Spesso era una festa, soprattutto per i più piccoli e, per gli adolescenti, un’occasione per lanciare i primi sguardi maliziosi. Si mangiavano castagne, patate cotte sotto la brace e la cenere, spighe e pizze di granturco; e tra il racconto di fatti di vita quotidiana e stornellate le persone del vicinato o dei cortili si aggregavano e vivevano di vera solidarietà, tutti figli di un’unica famiglia: il quartiere! Nascevano amori. Si formavano nuove famiglie. Così si rimaneva nei Vesuni, oasi di pace per chi sapeva apprezzare i valori della gente semplice, pronta ad aiutare il vicino di casa in difficoltà.

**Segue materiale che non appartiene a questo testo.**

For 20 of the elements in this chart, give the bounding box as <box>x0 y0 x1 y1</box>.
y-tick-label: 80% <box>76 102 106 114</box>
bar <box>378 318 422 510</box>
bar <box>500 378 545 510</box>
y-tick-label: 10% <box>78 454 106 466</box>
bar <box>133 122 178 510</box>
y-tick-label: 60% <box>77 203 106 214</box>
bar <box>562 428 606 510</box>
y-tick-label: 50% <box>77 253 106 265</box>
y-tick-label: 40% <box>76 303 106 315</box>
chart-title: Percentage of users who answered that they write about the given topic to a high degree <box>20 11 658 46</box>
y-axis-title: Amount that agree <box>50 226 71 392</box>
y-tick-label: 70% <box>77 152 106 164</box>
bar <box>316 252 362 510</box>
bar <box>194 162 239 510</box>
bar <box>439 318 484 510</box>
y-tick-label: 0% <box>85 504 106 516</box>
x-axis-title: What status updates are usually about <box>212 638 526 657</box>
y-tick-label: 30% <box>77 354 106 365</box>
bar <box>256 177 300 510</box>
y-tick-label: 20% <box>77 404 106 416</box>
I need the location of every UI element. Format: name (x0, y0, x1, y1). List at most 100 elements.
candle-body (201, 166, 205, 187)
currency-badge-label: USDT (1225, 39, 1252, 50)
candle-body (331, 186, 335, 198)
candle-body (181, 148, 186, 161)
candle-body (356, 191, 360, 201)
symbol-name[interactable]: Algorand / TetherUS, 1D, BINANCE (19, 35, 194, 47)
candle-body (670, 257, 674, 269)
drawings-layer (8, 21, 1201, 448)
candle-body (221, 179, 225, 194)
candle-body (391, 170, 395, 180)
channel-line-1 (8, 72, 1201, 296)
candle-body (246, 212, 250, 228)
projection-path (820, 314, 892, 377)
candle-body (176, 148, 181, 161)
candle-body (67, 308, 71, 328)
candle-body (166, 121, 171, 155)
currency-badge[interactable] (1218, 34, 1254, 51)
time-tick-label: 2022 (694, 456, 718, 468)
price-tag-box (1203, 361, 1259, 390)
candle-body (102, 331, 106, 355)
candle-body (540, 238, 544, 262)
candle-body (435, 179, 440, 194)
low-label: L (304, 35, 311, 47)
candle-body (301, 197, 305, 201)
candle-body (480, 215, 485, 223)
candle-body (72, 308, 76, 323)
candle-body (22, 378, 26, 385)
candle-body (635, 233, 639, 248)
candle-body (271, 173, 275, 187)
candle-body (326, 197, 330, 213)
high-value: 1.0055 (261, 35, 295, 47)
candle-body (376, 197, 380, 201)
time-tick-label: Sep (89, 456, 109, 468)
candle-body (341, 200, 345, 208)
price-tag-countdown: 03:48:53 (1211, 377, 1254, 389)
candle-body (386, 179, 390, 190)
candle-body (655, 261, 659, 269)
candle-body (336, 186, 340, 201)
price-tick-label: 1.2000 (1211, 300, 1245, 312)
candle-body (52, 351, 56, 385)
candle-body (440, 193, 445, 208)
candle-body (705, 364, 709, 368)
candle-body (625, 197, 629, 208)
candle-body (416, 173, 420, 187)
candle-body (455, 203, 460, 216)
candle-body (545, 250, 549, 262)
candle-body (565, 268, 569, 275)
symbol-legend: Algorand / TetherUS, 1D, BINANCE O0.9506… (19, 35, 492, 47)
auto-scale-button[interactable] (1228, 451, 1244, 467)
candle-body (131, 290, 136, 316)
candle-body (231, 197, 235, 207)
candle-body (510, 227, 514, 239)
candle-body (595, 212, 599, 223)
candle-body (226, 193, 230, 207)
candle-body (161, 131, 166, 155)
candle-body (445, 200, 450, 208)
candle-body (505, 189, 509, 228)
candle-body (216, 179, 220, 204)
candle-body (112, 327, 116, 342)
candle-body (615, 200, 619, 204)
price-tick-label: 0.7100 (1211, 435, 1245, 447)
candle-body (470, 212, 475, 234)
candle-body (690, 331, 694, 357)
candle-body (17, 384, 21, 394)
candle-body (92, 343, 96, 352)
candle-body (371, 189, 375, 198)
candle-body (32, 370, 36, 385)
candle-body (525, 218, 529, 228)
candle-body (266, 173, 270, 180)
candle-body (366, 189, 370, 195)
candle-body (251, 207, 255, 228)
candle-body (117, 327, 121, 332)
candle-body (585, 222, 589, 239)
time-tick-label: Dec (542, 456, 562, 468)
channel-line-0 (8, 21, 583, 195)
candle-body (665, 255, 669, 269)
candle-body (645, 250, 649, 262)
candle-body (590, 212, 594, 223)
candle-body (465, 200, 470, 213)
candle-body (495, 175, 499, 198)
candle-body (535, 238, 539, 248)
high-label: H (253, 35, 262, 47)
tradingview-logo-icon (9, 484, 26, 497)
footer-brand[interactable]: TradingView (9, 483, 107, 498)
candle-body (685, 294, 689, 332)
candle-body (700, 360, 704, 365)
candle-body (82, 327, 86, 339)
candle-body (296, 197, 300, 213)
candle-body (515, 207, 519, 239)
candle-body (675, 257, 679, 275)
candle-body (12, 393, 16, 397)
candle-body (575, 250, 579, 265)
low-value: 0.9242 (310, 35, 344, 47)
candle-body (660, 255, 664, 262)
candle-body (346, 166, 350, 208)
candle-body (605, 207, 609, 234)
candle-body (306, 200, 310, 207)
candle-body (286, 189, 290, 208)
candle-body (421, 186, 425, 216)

E nei Vesuni Antonio Montella, come gli altri, fu attore e spettatore del boom economico, della “modernizzazione” della società; vide crescere e migliorare i figli, ai quali garantì tutto il benessere di cui fu capace; li mandò a scuola, li vide sposi e padri e ne fu felice, mentre egli continuava ad andare in campagna con il carretto e, negli ultimi anni, con la sua inseparabile bicicletta. Fiero ed orgoglioso di ciò che era stato ed era ed aveva fatto. E fu uomo di valore, dalla fede incrollabile in Santo Stefano, l’Unico capace di sottrarlo al lavoro dei campi tre volte all'anno per le processioni; mai piegato o scoraggiato dalle disgrazie o dalle difficoltà economiche, che affrontava sempre con grande dignità e sempre a testa alta. Neppure la perdita della sua adorata moglie spezzò la sua forte fibra! Sempre pronto a donare agli altri senza mai chiedere niente in cambio e ad offrire con generosità i frutti della terra. “Verranno tempi migliori!” era solito dire, lui umile contadino seguendo la saggezza dei suoi simili, per guardare al futuro e dimenticare la miseria del presente.Un patrimonio per la comunità baianese. La sua esistenza quasi secolare e quella degli altri anziani del centro storico (scrigni pieni di vita vissuta!) certamente dovrebbero essere di esempio per le nuove generazioni desiderose di dissetarsi alla fonte della loro esperienza per progettare un percorso di vita capace di  garantire successo e il raggiungimento di traguardi impossibili.
Ad Antonio Montella Baiano rese il giusto omaggio il giorno dell’ultimo viaggio verso una nuova vita, quella eterna, accompagnandolo per le strade del paese con le note di inni patriottici e con il vibrante “silenzio” che una tromba gli suonò davanti al monumento dei caduti.